Dear Mayor Adams:
I am one of the last lonely bulls on NYC office. (Almost) everyone else thinks I don’t have a clue or that I have just lost my marbles.
In addition, I am proud that New York always finds a way to not only survive but to thrive and reinvent itself for greater success, now for close to 500 years.
Finally, I love New York – just like you do.
All of this, I believe, entitles me to suggest to you that allowing government employees to work from home would be a mistake.
I know certain groups that have significant voting power are pressuring you, but I ask you to stand firm against this decision.
There are a few reasons that I will highlight to you:
First – and most obviously, offices are the most challenged asset class in NYC. Anything that promulgates the emptiness of offices will just make this worse.
Second – office building values dropping – or even having their owners go into bankruptcy – will be severely detrimental to the City’s tax base.
Third – possibly worse – there are a ton of businesses that depend on office occupancy for survival, e.g. restaurants and numerous other businesses located nearby or in the buildings themselves.
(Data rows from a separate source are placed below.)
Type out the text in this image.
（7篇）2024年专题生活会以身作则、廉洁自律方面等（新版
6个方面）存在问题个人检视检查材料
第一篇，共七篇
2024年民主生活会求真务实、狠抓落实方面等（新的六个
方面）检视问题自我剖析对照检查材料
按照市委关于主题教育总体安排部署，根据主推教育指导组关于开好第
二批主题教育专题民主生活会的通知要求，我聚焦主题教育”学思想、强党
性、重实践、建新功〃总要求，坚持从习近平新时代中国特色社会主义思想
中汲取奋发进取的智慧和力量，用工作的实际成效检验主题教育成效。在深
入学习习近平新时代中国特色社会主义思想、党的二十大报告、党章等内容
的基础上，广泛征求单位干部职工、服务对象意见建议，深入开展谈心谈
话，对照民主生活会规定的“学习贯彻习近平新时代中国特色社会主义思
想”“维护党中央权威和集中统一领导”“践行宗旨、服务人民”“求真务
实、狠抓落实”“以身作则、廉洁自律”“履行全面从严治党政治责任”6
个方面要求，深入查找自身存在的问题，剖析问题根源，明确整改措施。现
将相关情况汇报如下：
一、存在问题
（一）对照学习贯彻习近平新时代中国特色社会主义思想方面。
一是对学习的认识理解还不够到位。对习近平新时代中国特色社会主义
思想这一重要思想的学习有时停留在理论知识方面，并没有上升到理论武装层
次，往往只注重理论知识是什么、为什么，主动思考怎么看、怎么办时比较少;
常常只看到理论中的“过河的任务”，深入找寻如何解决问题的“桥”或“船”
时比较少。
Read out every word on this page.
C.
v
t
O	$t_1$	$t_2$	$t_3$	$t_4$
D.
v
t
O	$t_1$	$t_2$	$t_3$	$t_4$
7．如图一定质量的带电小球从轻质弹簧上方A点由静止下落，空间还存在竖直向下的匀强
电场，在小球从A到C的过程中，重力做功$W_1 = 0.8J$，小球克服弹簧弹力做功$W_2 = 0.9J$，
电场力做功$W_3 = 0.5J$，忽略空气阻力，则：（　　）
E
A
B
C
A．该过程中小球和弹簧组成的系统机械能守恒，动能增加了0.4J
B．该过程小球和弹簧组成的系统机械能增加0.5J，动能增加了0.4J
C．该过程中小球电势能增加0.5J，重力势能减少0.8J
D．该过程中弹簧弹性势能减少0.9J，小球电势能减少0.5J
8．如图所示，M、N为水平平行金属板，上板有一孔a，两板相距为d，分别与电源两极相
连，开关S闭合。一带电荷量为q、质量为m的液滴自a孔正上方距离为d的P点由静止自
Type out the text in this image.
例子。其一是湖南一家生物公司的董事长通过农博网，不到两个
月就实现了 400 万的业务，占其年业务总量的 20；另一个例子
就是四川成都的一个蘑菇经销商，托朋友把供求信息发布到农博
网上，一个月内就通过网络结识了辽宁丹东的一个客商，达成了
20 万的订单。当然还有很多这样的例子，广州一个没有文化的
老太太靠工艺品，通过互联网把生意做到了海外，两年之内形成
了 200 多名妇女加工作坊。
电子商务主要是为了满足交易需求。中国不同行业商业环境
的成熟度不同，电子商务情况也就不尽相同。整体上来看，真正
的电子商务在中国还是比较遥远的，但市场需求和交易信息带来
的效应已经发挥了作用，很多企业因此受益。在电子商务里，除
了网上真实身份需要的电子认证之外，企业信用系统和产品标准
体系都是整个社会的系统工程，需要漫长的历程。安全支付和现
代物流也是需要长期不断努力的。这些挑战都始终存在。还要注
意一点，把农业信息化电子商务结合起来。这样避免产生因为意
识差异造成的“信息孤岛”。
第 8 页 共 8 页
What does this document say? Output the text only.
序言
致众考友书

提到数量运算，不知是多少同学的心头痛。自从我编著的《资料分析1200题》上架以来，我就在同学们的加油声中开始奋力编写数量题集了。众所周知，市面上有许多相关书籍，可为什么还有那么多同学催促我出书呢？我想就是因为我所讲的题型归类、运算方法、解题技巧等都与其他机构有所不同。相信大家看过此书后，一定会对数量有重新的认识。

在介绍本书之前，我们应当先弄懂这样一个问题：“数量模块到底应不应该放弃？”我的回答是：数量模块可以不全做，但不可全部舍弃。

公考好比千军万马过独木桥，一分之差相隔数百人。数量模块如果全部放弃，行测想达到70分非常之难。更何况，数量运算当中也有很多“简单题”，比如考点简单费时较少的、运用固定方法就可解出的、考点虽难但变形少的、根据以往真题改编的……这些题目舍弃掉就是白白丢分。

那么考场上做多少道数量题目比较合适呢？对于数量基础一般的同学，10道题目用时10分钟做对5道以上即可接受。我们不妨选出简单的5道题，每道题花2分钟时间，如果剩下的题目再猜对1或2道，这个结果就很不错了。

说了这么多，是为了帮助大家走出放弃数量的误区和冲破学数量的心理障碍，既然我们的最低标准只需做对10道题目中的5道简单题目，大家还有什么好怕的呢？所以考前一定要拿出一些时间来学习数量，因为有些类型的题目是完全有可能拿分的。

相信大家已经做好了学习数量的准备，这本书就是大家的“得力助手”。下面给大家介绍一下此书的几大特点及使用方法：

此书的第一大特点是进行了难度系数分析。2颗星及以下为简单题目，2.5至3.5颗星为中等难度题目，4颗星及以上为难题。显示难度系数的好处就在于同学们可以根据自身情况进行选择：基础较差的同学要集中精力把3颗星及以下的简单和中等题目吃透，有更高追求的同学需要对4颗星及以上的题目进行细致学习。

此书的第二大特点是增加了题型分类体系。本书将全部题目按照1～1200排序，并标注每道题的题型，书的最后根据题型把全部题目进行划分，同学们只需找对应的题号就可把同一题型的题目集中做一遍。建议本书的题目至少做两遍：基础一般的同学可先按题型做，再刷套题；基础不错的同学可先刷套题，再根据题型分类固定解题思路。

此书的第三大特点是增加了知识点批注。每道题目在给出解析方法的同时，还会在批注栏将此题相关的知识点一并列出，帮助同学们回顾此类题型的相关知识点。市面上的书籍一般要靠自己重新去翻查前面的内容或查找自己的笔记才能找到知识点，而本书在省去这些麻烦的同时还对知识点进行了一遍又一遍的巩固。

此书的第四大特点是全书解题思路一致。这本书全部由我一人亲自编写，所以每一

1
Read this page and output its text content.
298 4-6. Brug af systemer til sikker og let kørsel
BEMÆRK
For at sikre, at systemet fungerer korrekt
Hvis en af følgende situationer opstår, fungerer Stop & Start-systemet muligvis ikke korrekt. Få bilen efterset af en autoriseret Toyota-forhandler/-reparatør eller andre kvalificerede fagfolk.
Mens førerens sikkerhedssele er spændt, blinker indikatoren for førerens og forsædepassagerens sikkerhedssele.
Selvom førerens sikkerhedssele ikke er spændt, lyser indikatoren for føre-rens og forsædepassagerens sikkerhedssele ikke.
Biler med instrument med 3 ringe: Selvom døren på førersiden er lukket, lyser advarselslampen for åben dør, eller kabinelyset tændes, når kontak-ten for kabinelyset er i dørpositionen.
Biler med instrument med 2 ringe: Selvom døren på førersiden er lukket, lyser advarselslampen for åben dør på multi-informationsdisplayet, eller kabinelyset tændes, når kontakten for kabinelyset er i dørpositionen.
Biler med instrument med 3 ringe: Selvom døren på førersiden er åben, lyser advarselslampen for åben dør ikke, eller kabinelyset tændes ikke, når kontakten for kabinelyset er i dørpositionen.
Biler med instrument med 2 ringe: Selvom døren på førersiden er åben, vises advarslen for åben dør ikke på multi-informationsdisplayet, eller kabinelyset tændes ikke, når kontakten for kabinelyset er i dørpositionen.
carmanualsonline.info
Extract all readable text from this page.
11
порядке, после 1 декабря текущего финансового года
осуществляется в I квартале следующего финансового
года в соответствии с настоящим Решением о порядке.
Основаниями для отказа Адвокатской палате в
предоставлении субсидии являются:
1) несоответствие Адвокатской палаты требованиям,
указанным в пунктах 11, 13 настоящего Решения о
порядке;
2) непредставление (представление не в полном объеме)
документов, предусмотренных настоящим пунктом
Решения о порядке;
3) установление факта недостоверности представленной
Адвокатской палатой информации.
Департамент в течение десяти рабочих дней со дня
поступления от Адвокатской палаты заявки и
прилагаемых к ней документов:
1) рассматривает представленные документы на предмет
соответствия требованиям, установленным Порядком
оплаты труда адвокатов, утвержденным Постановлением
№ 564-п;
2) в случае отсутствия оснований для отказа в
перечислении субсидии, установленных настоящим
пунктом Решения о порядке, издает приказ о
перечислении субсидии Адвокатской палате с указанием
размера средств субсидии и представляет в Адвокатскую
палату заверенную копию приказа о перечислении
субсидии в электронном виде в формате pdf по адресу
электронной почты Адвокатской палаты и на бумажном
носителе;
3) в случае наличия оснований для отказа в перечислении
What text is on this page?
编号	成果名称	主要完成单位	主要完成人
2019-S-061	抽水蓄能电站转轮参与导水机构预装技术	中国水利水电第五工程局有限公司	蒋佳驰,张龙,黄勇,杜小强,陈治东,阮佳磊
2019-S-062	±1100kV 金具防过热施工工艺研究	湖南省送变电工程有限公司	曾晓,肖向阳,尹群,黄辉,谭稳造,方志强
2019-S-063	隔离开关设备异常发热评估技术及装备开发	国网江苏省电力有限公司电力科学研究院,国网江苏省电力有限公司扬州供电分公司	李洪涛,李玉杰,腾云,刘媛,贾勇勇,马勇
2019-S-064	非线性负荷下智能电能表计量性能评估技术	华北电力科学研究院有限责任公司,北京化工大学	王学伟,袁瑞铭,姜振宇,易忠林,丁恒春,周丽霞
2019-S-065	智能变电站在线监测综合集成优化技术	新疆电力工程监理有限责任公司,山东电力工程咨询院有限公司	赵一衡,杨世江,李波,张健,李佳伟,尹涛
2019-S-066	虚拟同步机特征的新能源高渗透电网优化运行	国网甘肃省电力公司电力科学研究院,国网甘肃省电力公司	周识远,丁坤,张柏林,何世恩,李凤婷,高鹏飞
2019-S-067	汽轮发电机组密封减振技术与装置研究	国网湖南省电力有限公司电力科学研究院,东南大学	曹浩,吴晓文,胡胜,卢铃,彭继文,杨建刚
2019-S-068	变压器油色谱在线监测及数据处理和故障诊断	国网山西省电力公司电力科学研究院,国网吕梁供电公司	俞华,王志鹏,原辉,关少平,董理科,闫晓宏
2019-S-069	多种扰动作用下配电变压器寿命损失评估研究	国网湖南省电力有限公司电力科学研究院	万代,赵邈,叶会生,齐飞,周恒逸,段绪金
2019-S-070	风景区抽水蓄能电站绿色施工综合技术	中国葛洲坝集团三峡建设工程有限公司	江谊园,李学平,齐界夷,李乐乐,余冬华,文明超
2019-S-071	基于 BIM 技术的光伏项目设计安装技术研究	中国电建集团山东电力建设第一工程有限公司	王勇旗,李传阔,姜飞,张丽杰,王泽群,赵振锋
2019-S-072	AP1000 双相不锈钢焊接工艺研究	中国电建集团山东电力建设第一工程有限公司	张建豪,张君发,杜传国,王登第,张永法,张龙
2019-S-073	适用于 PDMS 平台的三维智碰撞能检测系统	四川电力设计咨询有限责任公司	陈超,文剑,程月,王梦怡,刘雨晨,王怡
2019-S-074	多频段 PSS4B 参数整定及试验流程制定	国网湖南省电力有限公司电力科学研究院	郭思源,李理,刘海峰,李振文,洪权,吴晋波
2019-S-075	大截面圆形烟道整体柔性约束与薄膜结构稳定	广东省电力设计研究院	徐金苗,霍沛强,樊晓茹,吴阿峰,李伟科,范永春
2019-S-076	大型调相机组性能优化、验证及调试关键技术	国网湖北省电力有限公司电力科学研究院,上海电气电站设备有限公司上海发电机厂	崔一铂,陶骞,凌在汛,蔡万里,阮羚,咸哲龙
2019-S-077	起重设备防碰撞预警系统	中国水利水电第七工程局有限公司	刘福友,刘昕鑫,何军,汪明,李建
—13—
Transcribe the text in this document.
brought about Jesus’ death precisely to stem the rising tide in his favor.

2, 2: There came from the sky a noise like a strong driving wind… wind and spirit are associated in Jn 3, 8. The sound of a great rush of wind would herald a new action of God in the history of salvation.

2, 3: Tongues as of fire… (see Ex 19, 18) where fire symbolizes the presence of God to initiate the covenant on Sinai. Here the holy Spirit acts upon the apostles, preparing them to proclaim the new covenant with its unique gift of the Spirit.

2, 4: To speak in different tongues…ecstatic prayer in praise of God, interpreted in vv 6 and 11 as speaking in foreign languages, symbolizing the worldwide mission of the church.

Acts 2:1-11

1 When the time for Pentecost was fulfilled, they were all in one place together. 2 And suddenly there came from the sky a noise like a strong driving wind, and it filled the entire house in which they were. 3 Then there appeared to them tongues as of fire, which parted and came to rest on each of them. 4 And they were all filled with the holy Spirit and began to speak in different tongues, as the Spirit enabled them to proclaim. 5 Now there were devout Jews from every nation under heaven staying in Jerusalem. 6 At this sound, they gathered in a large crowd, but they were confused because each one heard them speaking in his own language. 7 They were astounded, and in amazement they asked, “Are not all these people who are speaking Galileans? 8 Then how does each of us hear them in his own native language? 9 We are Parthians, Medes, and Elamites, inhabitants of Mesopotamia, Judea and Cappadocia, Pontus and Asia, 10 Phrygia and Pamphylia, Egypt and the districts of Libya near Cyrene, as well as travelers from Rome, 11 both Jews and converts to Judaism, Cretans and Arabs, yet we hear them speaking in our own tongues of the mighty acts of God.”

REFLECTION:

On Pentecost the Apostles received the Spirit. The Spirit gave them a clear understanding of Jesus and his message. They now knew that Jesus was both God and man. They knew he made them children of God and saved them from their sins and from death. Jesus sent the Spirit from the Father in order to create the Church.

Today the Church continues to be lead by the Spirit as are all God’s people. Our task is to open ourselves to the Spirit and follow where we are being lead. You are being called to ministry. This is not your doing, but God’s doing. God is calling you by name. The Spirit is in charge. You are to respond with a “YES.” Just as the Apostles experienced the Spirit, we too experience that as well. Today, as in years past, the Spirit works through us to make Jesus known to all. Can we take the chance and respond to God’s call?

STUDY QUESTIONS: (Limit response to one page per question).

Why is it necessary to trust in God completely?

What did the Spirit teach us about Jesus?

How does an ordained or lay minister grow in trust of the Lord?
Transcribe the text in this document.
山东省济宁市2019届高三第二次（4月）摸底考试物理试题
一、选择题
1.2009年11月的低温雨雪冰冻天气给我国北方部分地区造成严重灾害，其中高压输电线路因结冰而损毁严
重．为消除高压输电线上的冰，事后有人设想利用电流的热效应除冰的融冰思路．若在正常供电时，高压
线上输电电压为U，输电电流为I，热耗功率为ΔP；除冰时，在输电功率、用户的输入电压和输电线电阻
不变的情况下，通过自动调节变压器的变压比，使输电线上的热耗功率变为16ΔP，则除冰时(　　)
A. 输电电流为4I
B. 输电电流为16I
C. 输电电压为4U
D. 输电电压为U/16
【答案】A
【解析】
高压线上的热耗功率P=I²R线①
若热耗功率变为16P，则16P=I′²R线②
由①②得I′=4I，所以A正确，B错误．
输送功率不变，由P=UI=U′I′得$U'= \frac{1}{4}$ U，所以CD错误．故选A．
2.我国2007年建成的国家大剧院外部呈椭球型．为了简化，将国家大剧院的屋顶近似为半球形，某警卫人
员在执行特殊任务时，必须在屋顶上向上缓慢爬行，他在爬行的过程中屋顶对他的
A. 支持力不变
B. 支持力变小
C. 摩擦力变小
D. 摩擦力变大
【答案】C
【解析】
There is an ecosystem, all of which depends on people coming to the office. If these businesses go under or lose profitability it leads to (i) even more erosion of the City’s tax base, (ii) vacant storefronts, and (iii) higher unemployment.
Fourth – along the same lines, public transit systems are just coming out of their funk, and this will push them in the wrong direction.
Fifth – one of the toughest things about government workers is their interaction with the people they are supposed to service, i.e. the public. This is tricky enough without exacerbating it by allowing government workers not to be physically present.
Sixth – one of the high points you have raised during your tenure as Mayor is how critical it is to get crime under control. A bunch of closed businesses and deserted streets are going to be a witch’s cauldron for increases in crime.
Seventh – you have been seeking to lead by example by exhorting business leaders and employees to come back to the office. Allowing governmental employees a different standard undermines your leadership on this critical point.
Eighth – and finally – the government has a certain inexorability about it; namely, things that the government starts in action can never stop. This decision – if allowed – will be forever. I mean, imagine the hue and cry ten years from now if someone suggests that people that have become used to working from home have to come to the office.
I am sure it is incredibly difficult to be Mayor of the most wonderful – yet intricate – city on the planet, and you have pressures from all sides to make the right judgments.
I have no monopoly on what is the right judgment call; however, I do hope you will take the foregoing into account as you come to a decision.